Cogí el teléfono y le pedí al operador que me pusiese con la Prefectura de Policía, en la Rue de Lutèce.

23

ALEMANIA, 1954

Me senté y parpadeé con fuerza en la penumbra de la celda número siete, y me pregunté cuánto habría dormido. La sombra de Hitler había desaparecido, al menos por ahora, y me alegré de que fuese así. No me gustaban sus preguntas, o la burlona suposición de que, en el fondo, yo era tan criminal como él. Tal vez fuera cierto que podría haberle disparado a Nikolaus Willms en algún lugar menos fatal que la cabeza, y que incluso, mientras intentaba arrestarlo, era probable que en secreto desease matarlo. Quizá si hubiese sido Paul Kestner quien hubiese desenfundado el arma también lo habría matado. Pero resultó que nunca más volví a ver a Kestner, y lo último que supe de él fue que había formado parte de un batallón de policía en Smolensk, dedicado a matar judíos y comunistas.

Abrí la ventana y ofrecí mi rostro a la fría brisa del amanecer en Landsberg. No podía ver las vacas, pero podía olerías a lo lejos, en los campos que se extendían al otro lado del río hacia el sudoeste, y también podía oírlas. Una de ellas mugía como un alma perdida en un lugar muy, muy lejano. Quizá tan perdida como mi propia alma. Casi sentí el deseo de soltar mi aliento en una solitaria descarga caliente a modo de respuesta.

El París de 1940 también parecía muy lejano. Aquel fue un gran verano, gracias a Renata. Oltramare, el inspector jefe de la Prefectura, aceptó sin rechistar la historia de cómo había encontrado a Willms muerto, después de ir a la maison con la intención de arrestarlo, aunque estaba claro como la Torre Eiffel que no se creía ni una palabra.

La Sipo se mostró un poco más reticente, y fui llamado al Hotel Majestic, en la Avenue des Portugais, para darle explicaciones al general Best, jefe de la RSHA en París.

Best, un hombre de ojos oscuros y aspecto severo, natural de Darmstadt, tenía casi cuarenta años y tenía un acusado parecido con el lugarteniente del partido nazi, Rudolf Hess.

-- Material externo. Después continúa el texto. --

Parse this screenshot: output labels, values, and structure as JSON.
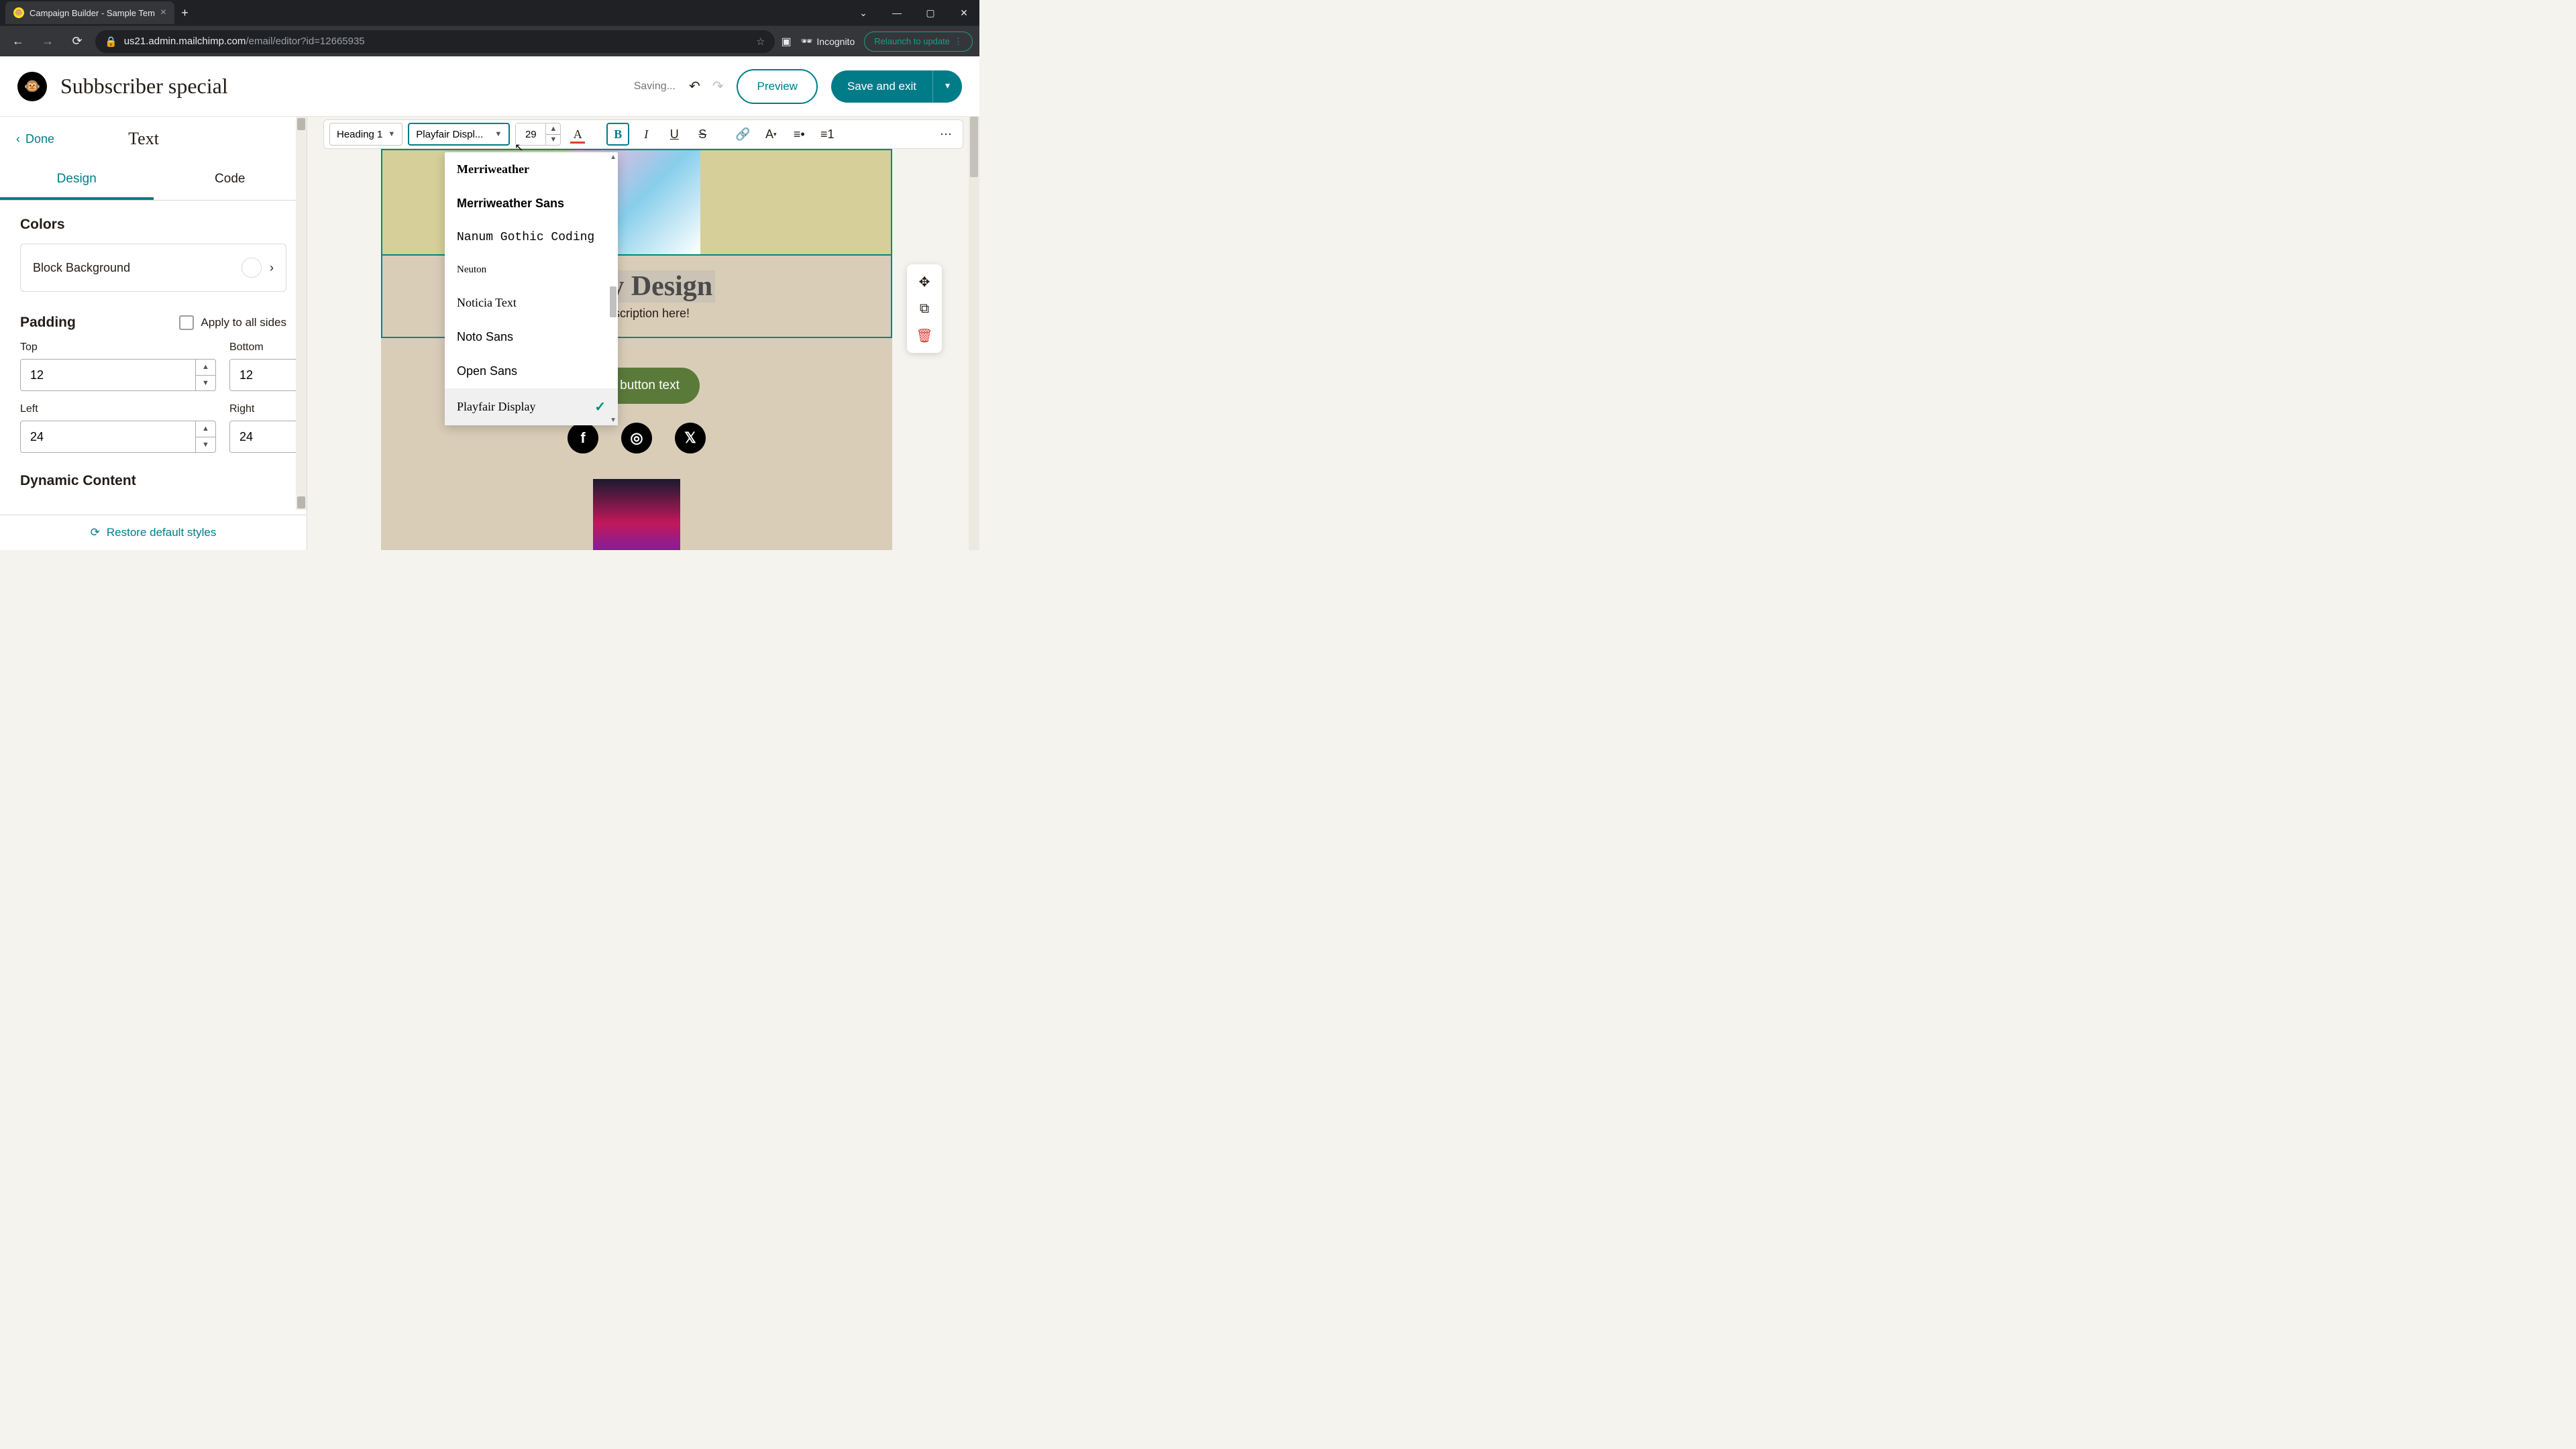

Había cierta animosidad entre él y Heydrich y, por esa razón, esperaba que Best me tratase con dureza. Sin embargo, se limitó a soltarme una ligera reprimenda por mi declarado interés en arrestar a Willms sin consultarle, lo cual era justo, y mi disculpa pareció zanjar el incidente; tal como resultaron las cosas, estaba mucho más interesado en escarbar en mi cerebro para un libro que estaba escribiendo sobre la policía alemana. Nos encontramos en varias ocasiones en su restaurante favorito, una brasserie del Boulevard de Montparnasse llamada La Coupole, y le relaté mi vida en el Alex y algunos de los casos que había investigado. El libro de Best se publicó al año siguiente y se vendió bastante bien.